I joined Eugene Haller’s research group at LBL in March of 1984 and received my PhD on topics of semiconductor physics in 1988. My association with his group opened the door to a post-doc position at AT&T Bell Labs and then to a faculty position at Purdue University where I currently work on the physics of oncology in medicine and have launched two biotech companies—all triggered by the simple purchase of a motorcycle.
Andrew Lange’s career was particularly stellar. He joined the faculty of Cal Tech, and I was amazed to read in Science magazine in 2004 or 2005, in a section called “Nobel Watch”, that he was a candidate for the Nobel Prize for his work on BoomerAng that had launched and monitored a high-altitude balloon as it circled the South Pole taking unprecedented data on the CMB that constrained the amount of dark matter in the universe. Around that same time I invited Paul Richards to Purdue to give our weekly physics colloquium to talk about his own work on MAXIMA. There was definitely a buzz going around that the BoomerAng and MAXIMA collaborations were being talked about in Nobel circles. The next year, the Nobel Prize of 2006 was indeed awarded for work on the Cosmic Microwave Background, but to Mather and Smoot for their earlier work on the COBE satellite.

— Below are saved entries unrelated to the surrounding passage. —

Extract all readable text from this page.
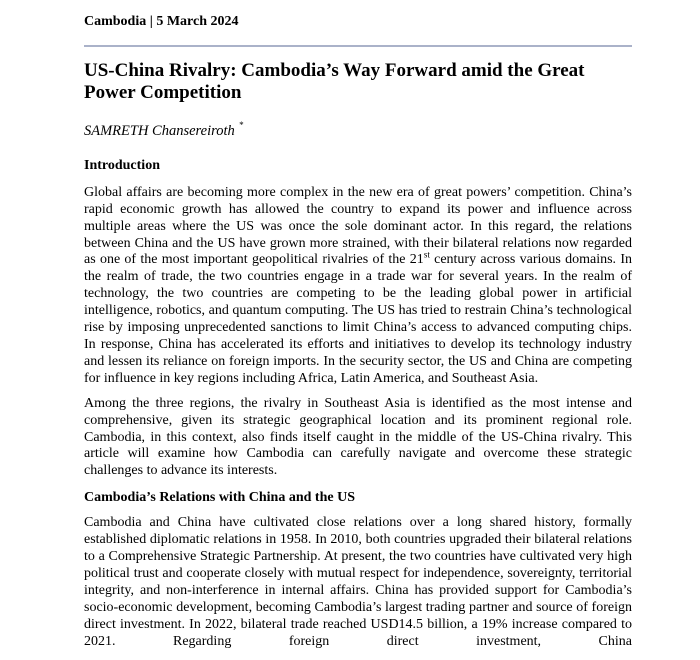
Cambodia | 5 March 2024
US-China Rivalry: Cambodia’s Way Forward amid the Great
Power Competition
SAMRETH Chansereiroth *
Introduction

Global affairs are becoming more complex in the new era of great powers’ competition. China’s rapid economic growth has allowed the country to expand its power and influence across multiple areas where the US was once the sole dominant actor. In this regard, the relations between China and the US have grown more strained, with their bilateral relations now regarded as one of the most important geopolitical rivalries of the 21st century across various domains. In the realm of trade, the two countries engage in a trade war for several years. In the realm of technology, the two countries are competing to be the leading global power in artificial intelligence, robotics, and quantum computing. The US has tried to restrain China’s technological rise by imposing unprecedented sanctions to limit China’s access to advanced computing chips. In response, China has accelerated its efforts and initiatives to develop its technology industry and lessen its reliance on foreign imports. In the security sector, the US and China are competing for influence in key regions including Africa, Latin America, and Southeast Asia.

Among the three regions, the rivalry in Southeast Asia is identified as the most intense and comprehensive, given its strategic geographical location and its prominent regional role. Cambodia, in this context, also finds itself caught in the middle of the US-China rivalry. This article will examine how Cambodia can carefully navigate and overcome these strategic challenges to advance its interests.

Cambodia’s Relations with China and the US

Cambodia and China have cultivated close relations over a long shared history, formally established diplomatic relations in 1958. In 2010, both countries upgraded their bilateral relations to a Comprehensive Strategic Partnership. At present, the two countries have cultivated very high political trust and cooperate closely with mutual respect for independence, sovereignty, territorial integrity, and non-interference in internal affairs. China has provided support for Cambodia’s socio-economic development, becoming Cambodia’s largest trading partner and source of foreign direct investment. In 2022, bilateral trade reached USD14.5 billion, a 19% increase compared to 2021. Regarding foreign direct investment, China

Then, in January 2010, I was shocked to read in the New York Times that Andrew, that vibrant sharp-eyed brilliant physicist, was found lifeless in a hotel room, dead from asphyxiation. The police ruled it a suicide. Apparently few had known of his life-long struggle with depression, and it had finally overwhelmed him. Perhaps he had sold his motorcycle by then. But I wonder—if he had pulled out his wrenches and gotten to work on its engine, whether he might have been enveloped by the zen of motorcycle maintenance and the crisis would have passed him by. As Andrew had told me so many years ago, and I wish I could have reminded him, “It’s important to work on your motorcycle.”